More pressing needs, like severe illnesses and terrorism, compel people to exercise faith, to pray. Or perhaps they do. Our text teaches that people seek other solutions besides trust in the Lord. Israel, God’s old covenant people, serves as a teaching example for us in the new covenant age (cf. Romans 15:4; 1 Corinthians 10:5, 11). Isaiah spoke to Israel’s desperate situation. Strong nations encircled them, and they had an obvious need for protection from attacks and conquest by foreign powers. Need was not their problem or ours. God knows what we need. (See Matthew six.) It was what to do about the need. This brings us to a principle of faith.

  • We need to avoid attractive, plausible alternatives. In Israel’s situation, the substitute for trust in God was to go down to Egypt for help. What made the alternative appealing was the power they could see, rather than the greater power that was invisible. Horses, chariots, and horsemen could be seen. Today, people depend on military might, on wealth and prosperity, on people of skill, and on the latest technology. Part of our difficulty is that we get caught up in the latest and greatest. For example, “Don’t give me an iPhone 4; it’s not even functional. I have an iPhone 7, but there’s so much it can’t do. I need the next version soon!” We long for what we can see with more power. We spiral down and away from God.
  • We ought to understand God’s judgment on those who go down to Egypt for help. The Spirit of the Lord gave a terse verdict on those who put their trust in other things: Woe. It was a course of action that was doomed, that the Sovereign Lord would ensure was doomed. The Spirit wanted them to see the “poison” label and shun the alternative. To seek other help besides the Lord invites God’s judgment and ruin into our lives.

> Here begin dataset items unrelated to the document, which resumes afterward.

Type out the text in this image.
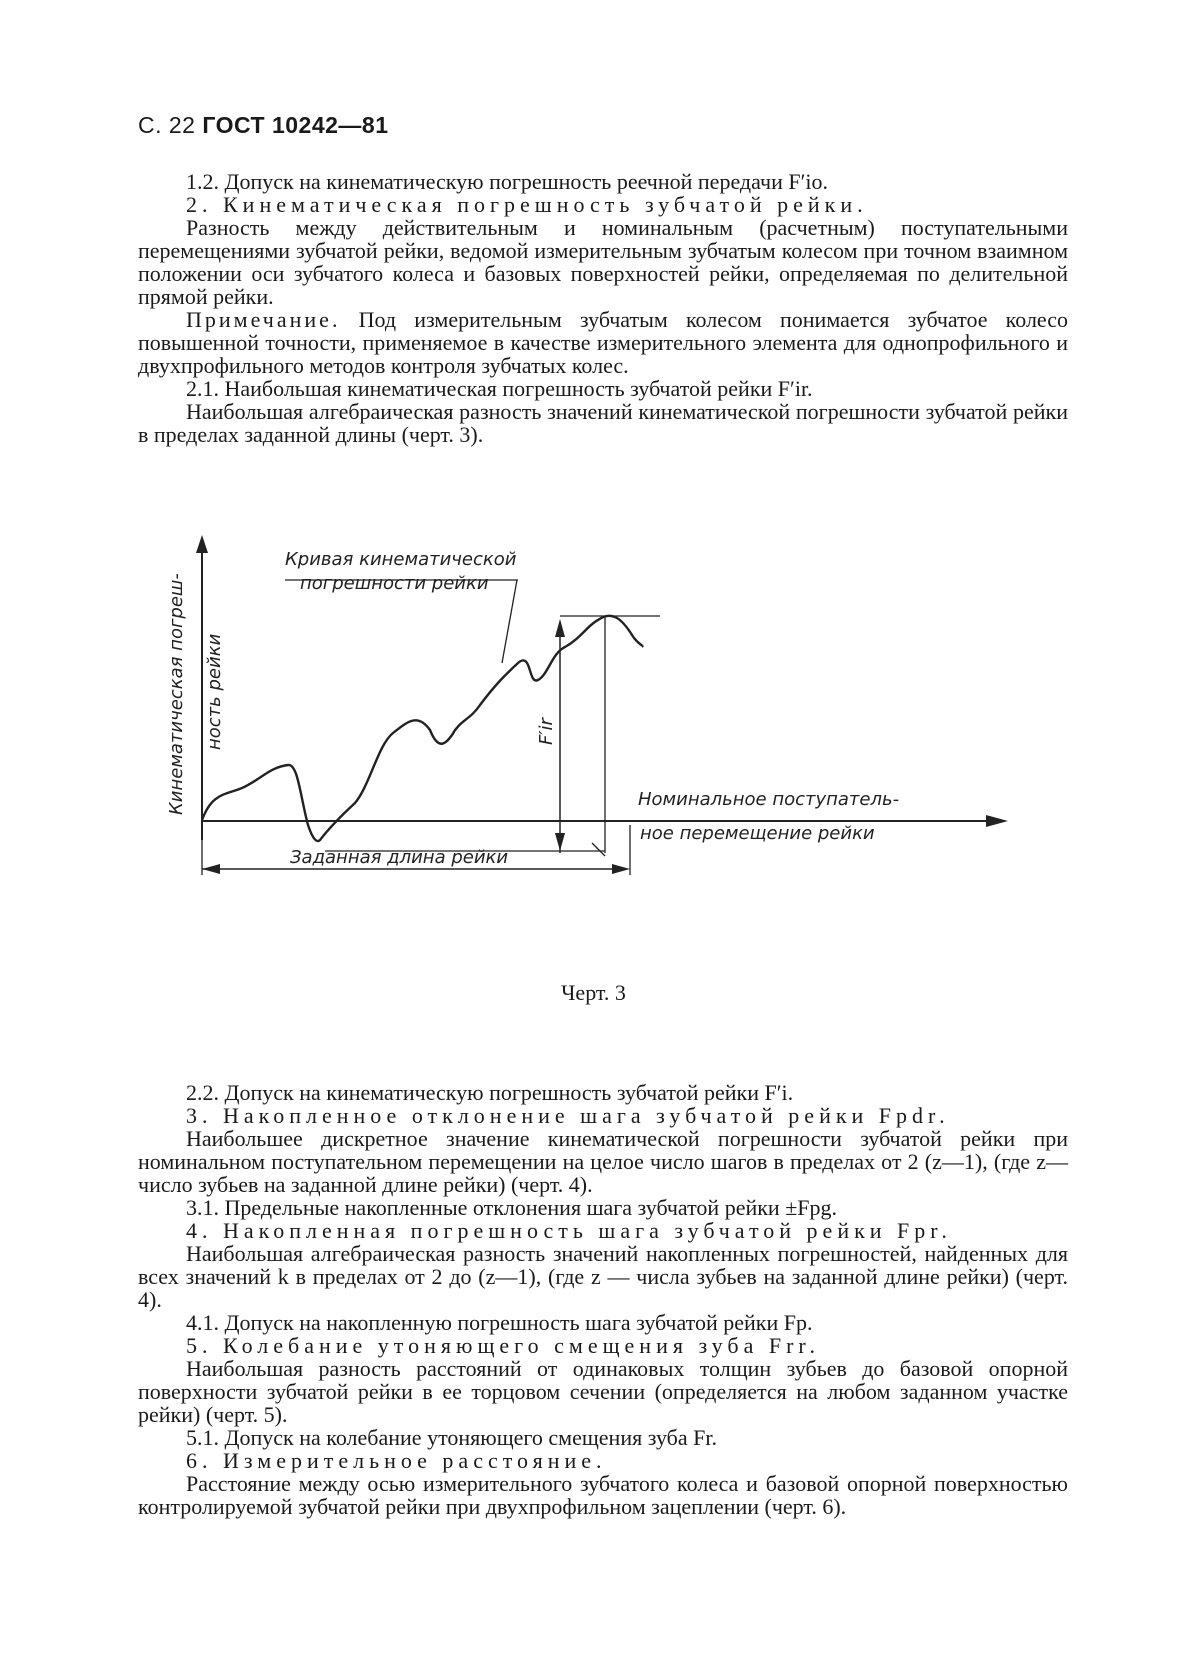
С. 22 ГОСТ 10242—81

1.2. Допуск на кинематическую погрешность реечной передачи F′io.

2. Кинематическая погрешность зубчатой рейки.

Разность между действительным и номинальным (расчетным) поступательными перемещениями зубчатой рейки, ведомой измерительным зубчатым колесом при точном взаимном положении оси зубчатого колеса и базовых поверхностей рейки, определяемая по делительной прямой рейки.

Примечание. Под измерительным зубчатым колесом понимается зубчатое колесо повышенной точности, применяемое в качестве измерительного элемента для однопрофильного и двухпрофильного методов контроля зубчатых колес.

2.1. Наибольшая кинематическая погрешность зубчатой рейки F′ir.

Наибольшая алгебраическая разность значений кинематической погрешности зубчатой рейки в пределах заданной длины (черт. 3).

Кинематическая погреш- ность рейки
Кривая кинематической
погрешности рейки
F′ir
Номинальное поступатель-
ное перемещение рейки
Заданная длина рейки
Черт. 3

2.2. Допуск на кинематическую погрешность зубчатой рейки F′i.

3. Накопленное отклонение шага зубчатой рейки Fpdr.

Наибольшее дискретное значение кинематической погрешности зубчатой рейки при номинальном поступательном перемещении на целое число шагов в пределах от 2 (z—1), (где z— число зубьев на заданной длине рейки) (черт. 4).

3.1. Предельные накопленные отклонения шага зубчатой рейки ±Fpg.

4. Накопленная погрешность шага зубчатой рейки Fpr.

Наибольшая алгебраическая разность значений накопленных погрешностей, найденных для всех значений k в пределах от 2 до (z—1), (где z — числа зубьев на заданной длине рейки) (черт. 4).

4.1. Допуск на накопленную погрешность шага зубчатой рейки Fp.

5. Колебание утоняющего смещения зуба Frr.

Наибольшая разность расстояний от одинаковых толщин зубьев до базовой опорной поверхности зубчатой рейки в ее торцовом сечении (определяется на любом заданном участке рейки) (черт. 5).

5.1. Допуск на колебание утоняющего смещения зуба Fr.

6. Измерительное расстояние.

Расстояние между осью измерительного зубчатого колеса и базовой опорной поверхностью контролируемой зубчатой рейки при двухпрофильном зацеплении (черт. 6).
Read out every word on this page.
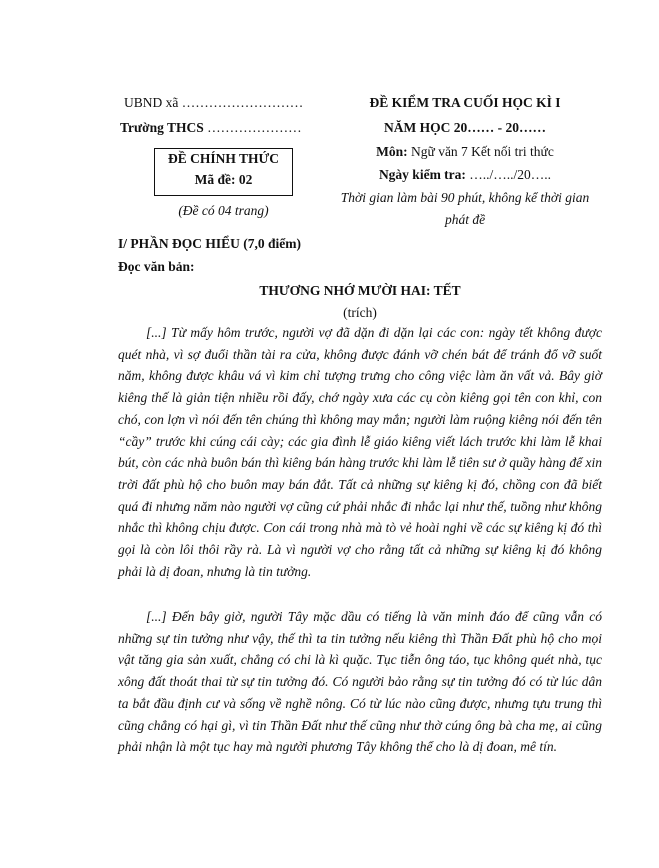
UBND xã ………………………
Trường THCS …………………
ĐỀ CHÍNH THỨC
Mã đề: 02
(Đề có 04 trang)
ĐỀ KIỂM TRA CUỐI HỌC KÌ I
NĂM HỌC 20…… - 20……
Môn: Ngữ văn 7 Kết nối tri thức
Ngày kiểm tra: …../…../20…..
Thời gian làm bài 90 phút, không kể thời gian
phát đề
I/ PHẦN ĐỌC HIỂU (7,0 điểm)
Đọc văn bản:
THƯƠNG NHỚ MƯỜI HAI: TẾT
(trích)
[...] Từ mấy hôm trước, người vợ đã dặn đi dặn lại các con: ngày tết không được quét nhà, vì sợ đuổi thần tài ra cửa, không được đánh vỡ chén bát để tránh đổ vỡ suốt năm, không được khâu vá vì kim chỉ tượng trưng cho công việc làm ăn vất vả. Bây giờ kiêng thế là giản tiện nhiều rồi đấy, chớ ngày xưa các cụ còn kiêng gọi tên con khỉ, con chó, con lợn vì nói đến tên chúng thì không may mắn; người làm ruộng kiêng nói đến tên “cầy” trước khi cúng cái cày; các gia đình lễ giáo kiêng viết lách trước khi làm lễ khai bút, còn các nhà buôn bán thì kiêng bán hàng trước khi làm lễ tiên sư ở quầy hàng để xin trời đất phù hộ cho buôn may bán đắt. Tất cả những sự kiêng kị đó, chồng con đã biết quá đi nhưng năm nào người vợ cũng cứ phải nhắc đi nhắc lại như thế, tuồng như không nhắc thì không chịu được. Con cái trong nhà mà tò vẻ hoài nghi về các sự kiêng kị đó thì gọi là còn lôi thôi rầy rà. Là vì người vợ cho rằng tất cả những sự kiêng kị đó không phải là dị đoan, nhưng là tin tưởng.
[...] Đến bây giờ, người Tây mặc dầu có tiếng là văn minh đáo để cũng vẫn có những sự tin tưởng như vậy, thế thì ta tin tưởng nếu kiêng thì Thần Đất phù hộ cho mọi vật tăng gia sản xuất, chẳng có chi là kì quặc. Tục tiễn ông táo, tục không quét nhà, tục xông đất thoát thai từ sự tin tưởng đó. Có người bảo rằng sự tin tưởng đó có từ lúc dân ta bắt đầu định cư và sống về nghề nông. Có từ lúc nào cũng được, nhưng tựu trung thì cũng chẳng có hại gì, vì tin Thần Đất như thế cũng như thờ cúng ông bà cha mẹ, ai cũng phải nhận là một tục hay mà người phương Tây không thể cho là dị đoan, mê tín.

What might look like a good solution becomes the portal to deeper and more destructive consequences.
  • We should act in the way of God’s wisdom: look to the Holy One of Israel and seek help from the Lord. What is the point? From many passages in the Bible, it is clear that we are to use human means, since they are all gifts from God. So, this verse is not teaching some sort of passivity in which we do nothing. Instead, the Lord wants us to seek him first and to rely on him in the use of proper means. Yes, go to the doctor, take your medicine, and get proper rest and exercise. But first, depend on the living God for your health and other needs. We are to actively trust: seek help from the Lord.

The question is, “Will we trust in the Lord first in our next predicament?” God wants us to desire him first and above all. This is an important principle of trusting God.